Two prodigies highlighted in Chamber Festival’s Viennese program

Sat Jun 07, 2014 at 4:20 pm

By Dennis Polkow

Written at age 20, Erich Wolfgang Korngold's Piano Quintet was performed Friday night at the North Shore Chamber Music Festival in Northbrook.
Written at age 20, Erich Wolfgang Korngold’s Piano Quintet was performed Friday night at the North Shore Chamber Music Festival in Northbrook.

Friday night’s entry in the North Shore Chamber Music Festival at Village Presbyterian Church in Northbrook was called “Mozart in Hollywood,” juxtaposing youthful works of Mozart with music of Erich Wolfgang Korngold (1897-1957).  The latter Austrian prodigy, who made his way to Hollywood, was remembered largely for his classic film scores after his death yet his “serious” music has been making a strong comeback in recent decades.

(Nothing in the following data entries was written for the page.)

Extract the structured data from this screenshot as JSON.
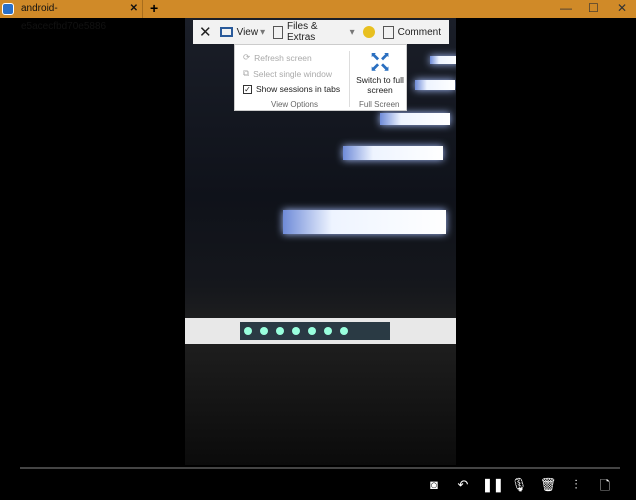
{
  "window": {
    "tab_title": "android-e5acecfbd70e5886",
    "close_tab": "✕",
    "new_tab": "+",
    "minimize": "—",
    "maximize": "☐",
    "close": "✕"
  },
  "toolbar": {
    "close": "✕",
    "view": "View",
    "files_extras": "Files & Extras",
    "comment": "Comment",
    "dropdown_arrow": "▾"
  },
  "view_menu": {
    "refresh": "Refresh screen",
    "select_window": "Select single window",
    "show_tabs": "Show sessions in tabs",
    "show_tabs_checked": true,
    "group_view": "View Options",
    "switch_full": "Switch to full screen",
    "group_full": "Full Screen"
  },
  "controls": [
    "camera-icon",
    "undo-icon",
    "pause-icon",
    "microphone-icon",
    "trash-icon",
    "settings-sliders-icon",
    "export-file-icon"
  ],
  "accent": "#d08a28"
}
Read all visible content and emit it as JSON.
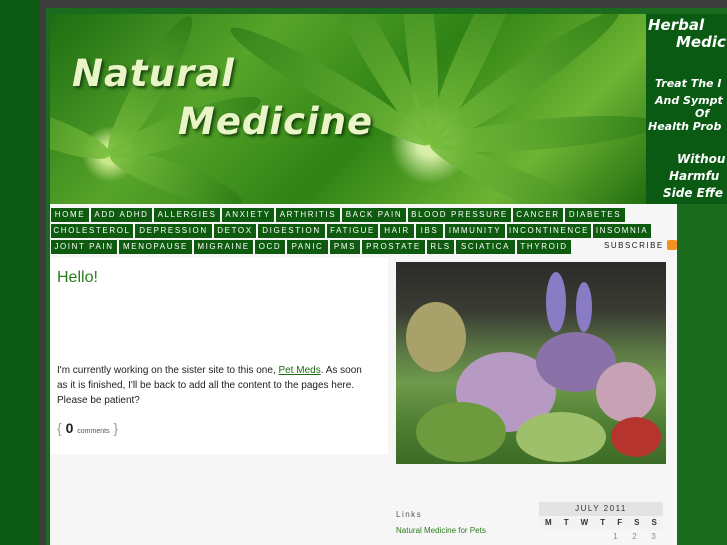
{
  "header": {
    "title_line1": "Natural",
    "title_line2": "Medicine",
    "promo": [
      "Herbal",
      "Medic",
      "Treat The I",
      "And Sympt",
      "Of",
      "Health Prob",
      "Withou",
      "Harmfu",
      "Side Effe"
    ]
  },
  "nav": {
    "row1": [
      "HOME",
      "ADD ADHD",
      "ALLERGIES",
      "ANXIETY",
      "ARTHRITIS",
      "BACK PAIN",
      "BLOOD PRESSURE",
      "CANCER",
      "DIABETES"
    ],
    "row2": [
      "CHOLESTEROL",
      "DEPRESSION",
      "DETOX",
      "DIGESTION",
      "FATIGUE",
      "HAIR",
      "IBS",
      "IMMUNITY",
      "INCONTINENCE",
      "INSOMNIA"
    ],
    "row3": [
      "JOINT PAIN",
      "MENOPAUSE",
      "MIGRAINE",
      "OCD",
      "PANIC",
      "PMS",
      "PROSTATE",
      "RLS",
      "SCIATICA",
      "THYROID"
    ],
    "subscribe": "SUBSCRIBE"
  },
  "post": {
    "title": "Hello!",
    "body_before": "I'm currently working on the sister site to this one, ",
    "link": "Pet Meds",
    "body_after": ". As soon as it is finished, I'll be back to add all the content to the pages here. Please be patient?",
    "comment_count": "0",
    "comment_label": "comments"
  },
  "sidebar": {
    "links_heading": "Links",
    "links": [
      "Natural Medicine for Pets"
    ],
    "calendar": {
      "month": "JULY 2011",
      "days": [
        "M",
        "T",
        "W",
        "T",
        "F",
        "S",
        "S"
      ],
      "first_row": [
        "",
        "",
        "",
        "",
        "1",
        "2",
        "3"
      ]
    }
  },
  "colors": {
    "nav_bg": "#0e5b10",
    "accent": "#2b7a1d",
    "frame": "#1a6b1d"
  }
}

As a child in Vienna, Korngold was compared to Mozart by composers such as Richard Strauss and Gustav Mahler, a perception that may have been in part fueled by the fact that Korngold’s father was Julius Korngold, Vienna’s most feared music critic at the turn of the last century.

“What we have to remember,” said conductor/pianist Andrew Litton in introducing Korngold’s Piano Quintet — written when Korngold was in his early 20s — “is that Mozart and Mendelssohn were prodigies writing for chamber orchestra: by age ten, Korngold was writing for a Mahler-sized orchestra.”

Litton, who had performed at the NSCMF for the first time last year, admits that it was his idea to perform the Korngold Quintet on a return engagement, “since no one plays the Korngold Violin Concerto like Vadim [Gluzman, festival founder and director].”

With Litton at the piano and Gluzman leading a quartet that included violinist Danbi Um, violist Paul Neubauer and cellist Wendy Warner, the five headed off with great gusto into the hyper-chromatic, melody-laden late-Romantic sound world of Korngold’s Quintet.

The strings all chose a robust, rich-vibratoed sound consistent with the sometimes Rosenkavalier-like style of the music. The virtuosic piano part, which Korngold wrote to showcase his own dazzling pianism, comes off as almost schmaltzy with its clusters, shimmering runs and double octaves, almost like a pseudo-Vienna cabaret on steroids.

The middle movement is a theme and variations, the finale almost initially Bartókian in its gypsy-like folk music quality. Like Korngold’s symphonic film scores, the harmony throughout the piece is dense yet melody-driven with qualitative thematic material never in short supply. Chromaticism is constant, but never losing sight of a tonal center.

There was constant eye-contact among the performers, who were all clearly having a ball throughout the 35-minute work.

Leading up to the Korngold was a Schoenberg transcription of Johann Strauss’s Roses From the South for string quartet, piano and harmonium. Gluzman and Um were the violinists with violist Rose Armbrust and cellist Ani Aznavoorian along with pianist Alessio Bax and Angela Yoffe on the harmonium together, all realizing the lilt and breeziness of the music with affinity and grace.

The transcription actually made a compelling comparison with the Korngold Quintet, coming from the same time period and offering a glimpse into Schoenberg’s approach to organizing and emphasizing sound elements within a tonal framework. The strings are kept in the spotlight melodically and harmonically while the piano is used rhythmically, the harmonium often providing sustained sound but also ornamenting others as needed.

A spirited account of the Mozart Violin Sonata in F Major, K. 377/374e, opened the evening with Gluzman as soloist and Yoffe as pianist, followed by the Mozart Kegalstatt Trio for clarinet, viola and piano, K. 498, with clarinetist Ilya Shterenberg, violist Neubauer and pianist Bax.

Shterenberg played the clarinet lines with aplomb and poignancy, blending luxuriously with Neubauer’s dark tone with solid support throughout from Bax.

The North Shore Chamber Music Festival concludes Saturday evening with “Virtuoso Fireworks” including pieces by Mendelssohn, Webern, Handel/Harvorseb, Castelnuovo-Tedesco, Rossini, Gershwin, Glinka, Brahms/Cziffra/Bax, Schulenburg and Khachaturian/Zhurbin. nscmf.org.